Project

Achieving food security through local governance (Richard Agyepong)

Food security is a major developmental issue in Ghana. Food security is considered to exist “when all people, at all times, have physical and economic access to sufficient, safe and nutritious food that meets their dietary needs and food preferences for an active and healthy life” (FAO, 2006). Food security as an outcome of the food system – i.e. the entire chain of producing, processing, packaging, distributing, and consuming - is threatened in Ghana by seasonal and unstable domestic food production, high food prices, high inflation, low household income, and rapid urbanisation. These threats could be ameliorated through leadership strategies aimed at strengthening and stabilising the food system. From 1957, successive Ghana governments sought to provide this leadership in a top-down manner without much success. However, with the coming into effect of the decentralisation and local government system in Ghana since 1988, the situation has not changed.

This research focuses on why this is and how local leadership can improve the local food system and how it may ensure food security in Ghana?

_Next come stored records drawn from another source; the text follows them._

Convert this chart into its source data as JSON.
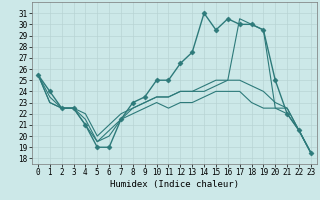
{
  "title": "",
  "xlabel": "Humidex (Indice chaleur)",
  "bg_color": "#cce8e8",
  "line_color": "#2d7a7a",
  "grid_color": "#b8d4d4",
  "x_ticks": [
    0,
    1,
    2,
    3,
    4,
    5,
    6,
    7,
    8,
    9,
    10,
    11,
    12,
    13,
    14,
    15,
    16,
    17,
    18,
    19,
    20,
    21,
    22,
    23
  ],
  "y_ticks": [
    18,
    19,
    20,
    21,
    22,
    23,
    24,
    25,
    26,
    27,
    28,
    29,
    30,
    31
  ],
  "ylim": [
    17.5,
    32.0
  ],
  "xlim": [
    -0.5,
    23.5
  ],
  "series": [
    {
      "x": [
        0,
        1,
        2,
        3,
        4,
        5,
        6,
        7,
        8,
        9,
        10,
        11,
        12,
        13,
        14,
        15,
        16,
        17,
        18,
        19,
        20,
        21,
        22,
        23
      ],
      "y": [
        25.5,
        24,
        22.5,
        22.5,
        21,
        19,
        19,
        21.5,
        23,
        23.5,
        25,
        25,
        26.5,
        27.5,
        31,
        29.5,
        30.5,
        30,
        30,
        29.5,
        25,
        22,
        20.5,
        18.5
      ],
      "marker": "D",
      "markersize": 2.5,
      "linewidth": 1.0
    },
    {
      "x": [
        0,
        1,
        2,
        3,
        4,
        5,
        6,
        7,
        8,
        9,
        10,
        11,
        12,
        13,
        14,
        15,
        16,
        17,
        18,
        19,
        20,
        21,
        22,
        23
      ],
      "y": [
        25.5,
        23,
        22.5,
        22.5,
        21.5,
        19.5,
        20.5,
        21.5,
        22.5,
        23,
        23.5,
        23.5,
        24,
        24,
        24,
        24.5,
        25.0,
        30.5,
        30,
        29.5,
        22.5,
        22,
        20.5,
        18.5
      ],
      "marker": null,
      "linewidth": 0.8
    },
    {
      "x": [
        0,
        1,
        2,
        3,
        4,
        5,
        6,
        7,
        8,
        9,
        10,
        11,
        12,
        13,
        14,
        15,
        16,
        17,
        18,
        19,
        20,
        21,
        22,
        23
      ],
      "y": [
        25.5,
        23.5,
        22.5,
        22.5,
        22,
        20,
        21,
        22,
        22.5,
        23,
        23.5,
        23.5,
        24,
        24,
        24.5,
        25,
        25,
        25,
        24.5,
        24,
        23.0,
        22.5,
        20.5,
        18.5
      ],
      "marker": null,
      "linewidth": 0.8
    },
    {
      "x": [
        0,
        1,
        2,
        3,
        4,
        5,
        6,
        7,
        8,
        9,
        10,
        11,
        12,
        13,
        14,
        15,
        16,
        17,
        18,
        19,
        20,
        21,
        22,
        23
      ],
      "y": [
        25.5,
        23,
        22.5,
        22.5,
        21,
        19.5,
        20,
        21.5,
        22,
        22.5,
        23,
        22.5,
        23,
        23,
        23.5,
        24,
        24,
        24,
        23,
        22.5,
        22.5,
        22.5,
        20.5,
        18.5
      ],
      "marker": null,
      "linewidth": 0.8
    }
  ],
  "tick_fontsize": 5.5,
  "xlabel_fontsize": 6.5
}
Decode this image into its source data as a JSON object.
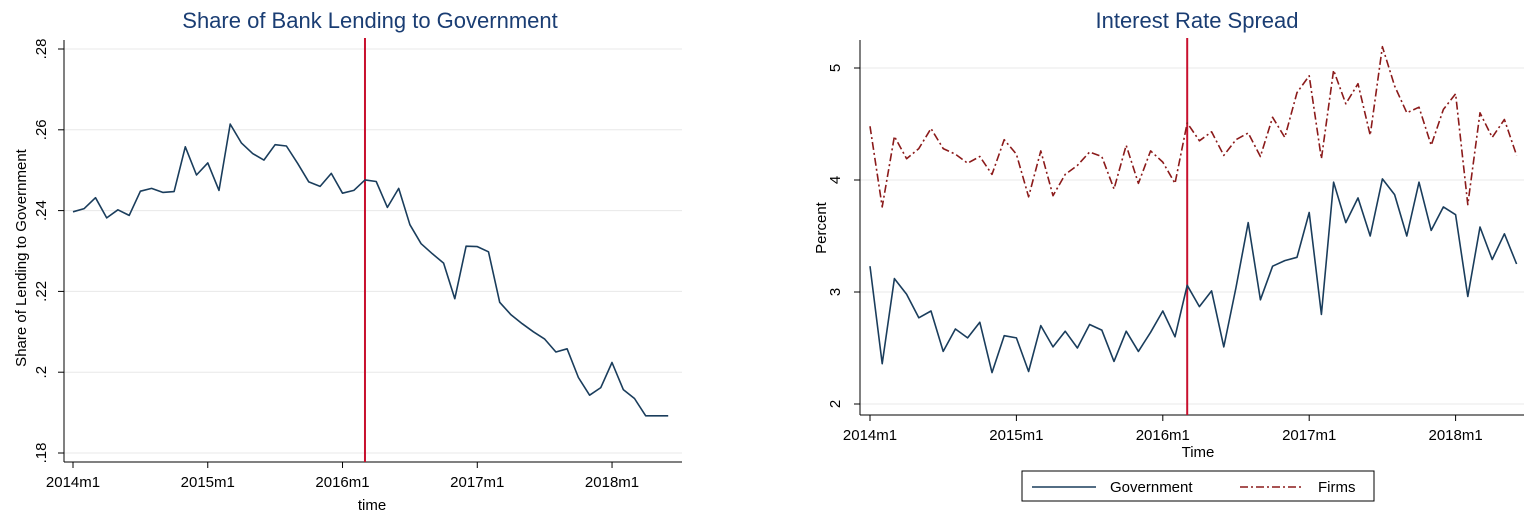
{
  "chart_data": [
    {
      "type": "line",
      "title": "Share of Bank Lending to Government",
      "xlabel": "time",
      "ylabel": "Share of Lending to Government",
      "x": [
        "2014m1",
        "2014m2",
        "2014m3",
        "2014m4",
        "2014m5",
        "2014m6",
        "2014m7",
        "2014m8",
        "2014m9",
        "2014m10",
        "2014m11",
        "2014m12",
        "2015m1",
        "2015m2",
        "2015m3",
        "2015m4",
        "2015m5",
        "2015m6",
        "2015m7",
        "2015m8",
        "2015m9",
        "2015m10",
        "2015m11",
        "2015m12",
        "2016m1",
        "2016m2",
        "2016m3",
        "2016m4",
        "2016m5",
        "2016m6",
        "2016m7",
        "2016m8",
        "2016m9",
        "2016m10",
        "2016m11",
        "2016m12",
        "2017m1",
        "2017m2",
        "2017m3",
        "2017m4",
        "2017m5",
        "2017m6",
        "2017m7",
        "2017m8",
        "2017m9",
        "2017m10",
        "2017m11",
        "2017m12",
        "2018m1",
        "2018m2",
        "2018m3",
        "2018m4",
        "2018m5",
        "2018m6"
      ],
      "xticks": [
        "2014m1",
        "2015m1",
        "2016m1",
        "2017m1",
        "2018m1"
      ],
      "yticks": [
        ".18",
        ".2",
        ".22",
        ".24",
        ".26",
        ".28"
      ],
      "ylim": [
        0.18,
        0.28
      ],
      "grid": true,
      "reference_line_x": "2016m3",
      "series": [
        {
          "color": "#1a3d5c",
          "values": [
            0.2397,
            0.2405,
            0.2432,
            0.2382,
            0.2402,
            0.2388,
            0.2448,
            0.2455,
            0.2445,
            0.2447,
            0.2558,
            0.2488,
            0.2518,
            0.245,
            0.2614,
            0.2567,
            0.2541,
            0.2525,
            0.2563,
            0.256,
            0.2517,
            0.2471,
            0.246,
            0.2492,
            0.2443,
            0.245,
            0.2476,
            0.2472,
            0.2408,
            0.2455,
            0.2365,
            0.2318,
            0.2293,
            0.227,
            0.2182,
            0.2312,
            0.2311,
            0.2298,
            0.2173,
            0.2142,
            0.212,
            0.21,
            0.2082,
            0.205,
            0.2058,
            0.1987,
            0.1943,
            0.1962,
            0.2024,
            0.1957,
            0.1935,
            0.1892,
            0.1892,
            0.1892
          ]
        }
      ]
    },
    {
      "type": "line",
      "title": "Interest Rate Spread",
      "xlabel": "Time",
      "ylabel": "Percent",
      "x": [
        "2014m1",
        "2014m2",
        "2014m3",
        "2014m4",
        "2014m5",
        "2014m6",
        "2014m7",
        "2014m8",
        "2014m9",
        "2014m10",
        "2014m11",
        "2014m12",
        "2015m1",
        "2015m2",
        "2015m3",
        "2015m4",
        "2015m5",
        "2015m6",
        "2015m7",
        "2015m8",
        "2015m9",
        "2015m10",
        "2015m11",
        "2015m12",
        "2016m1",
        "2016m2",
        "2016m3",
        "2016m4",
        "2016m5",
        "2016m6",
        "2016m7",
        "2016m8",
        "2016m9",
        "2016m10",
        "2016m11",
        "2016m12",
        "2017m1",
        "2017m2",
        "2017m3",
        "2017m4",
        "2017m5",
        "2017m6",
        "2017m7",
        "2017m8",
        "2017m9",
        "2017m10",
        "2017m11",
        "2017m12",
        "2018m1",
        "2018m2",
        "2018m3",
        "2018m4",
        "2018m5",
        "2018m6"
      ],
      "xticks": [
        "2014m1",
        "2015m1",
        "2016m1",
        "2017m1",
        "2018m1"
      ],
      "yticks": [
        "2",
        "3",
        "4",
        "5"
      ],
      "ylim": [
        1.9,
        5.25
      ],
      "grid": true,
      "reference_line_x": "2016m3",
      "legend": "bottom",
      "series": [
        {
          "name": "Government",
          "color": "#1a3d5c",
          "dash": "",
          "values": [
            3.23,
            2.36,
            3.12,
            2.98,
            2.77,
            2.83,
            2.47,
            2.67,
            2.59,
            2.73,
            2.28,
            2.61,
            2.59,
            2.29,
            2.7,
            2.51,
            2.65,
            2.5,
            2.71,
            2.66,
            2.38,
            2.65,
            2.47,
            2.64,
            2.83,
            2.6,
            3.06,
            2.87,
            3.01,
            2.51,
            3.04,
            3.62,
            2.93,
            3.23,
            3.28,
            3.31,
            3.71,
            2.8,
            3.98,
            3.62,
            3.84,
            3.5,
            4.01,
            3.87,
            3.5,
            3.98,
            3.55,
            3.76,
            3.69,
            2.96,
            3.58,
            3.29,
            3.52,
            3.25
          ]
        },
        {
          "name": "Firms",
          "color": "#8b1a1a",
          "dash": "8,3,2,3",
          "values": [
            4.48,
            3.76,
            4.39,
            4.19,
            4.28,
            4.46,
            4.28,
            4.23,
            4.15,
            4.21,
            4.05,
            4.36,
            4.23,
            3.85,
            4.26,
            3.86,
            4.05,
            4.13,
            4.25,
            4.21,
            3.92,
            4.31,
            3.97,
            4.26,
            4.16,
            3.97,
            4.51,
            4.35,
            4.43,
            4.22,
            4.36,
            4.42,
            4.21,
            4.56,
            4.38,
            4.78,
            4.93,
            4.19,
            4.98,
            4.68,
            4.86,
            4.4,
            5.19,
            4.84,
            4.6,
            4.65,
            4.31,
            4.63,
            4.77,
            3.78,
            4.6,
            4.38,
            4.54,
            4.22
          ]
        }
      ]
    }
  ]
}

It does so by focusing on three relations: (1) It analyses the role of local leadership in relation to national and global governance institutions (2); The relation between the two systems of local leadership that exist in Ghana: the formal local government system through decentralisation, and the traditional authority system which is a non-state actor exercising informal authority; and (3) the relation between the community and the food system and the way local governance can empower the community to strengthen the food system.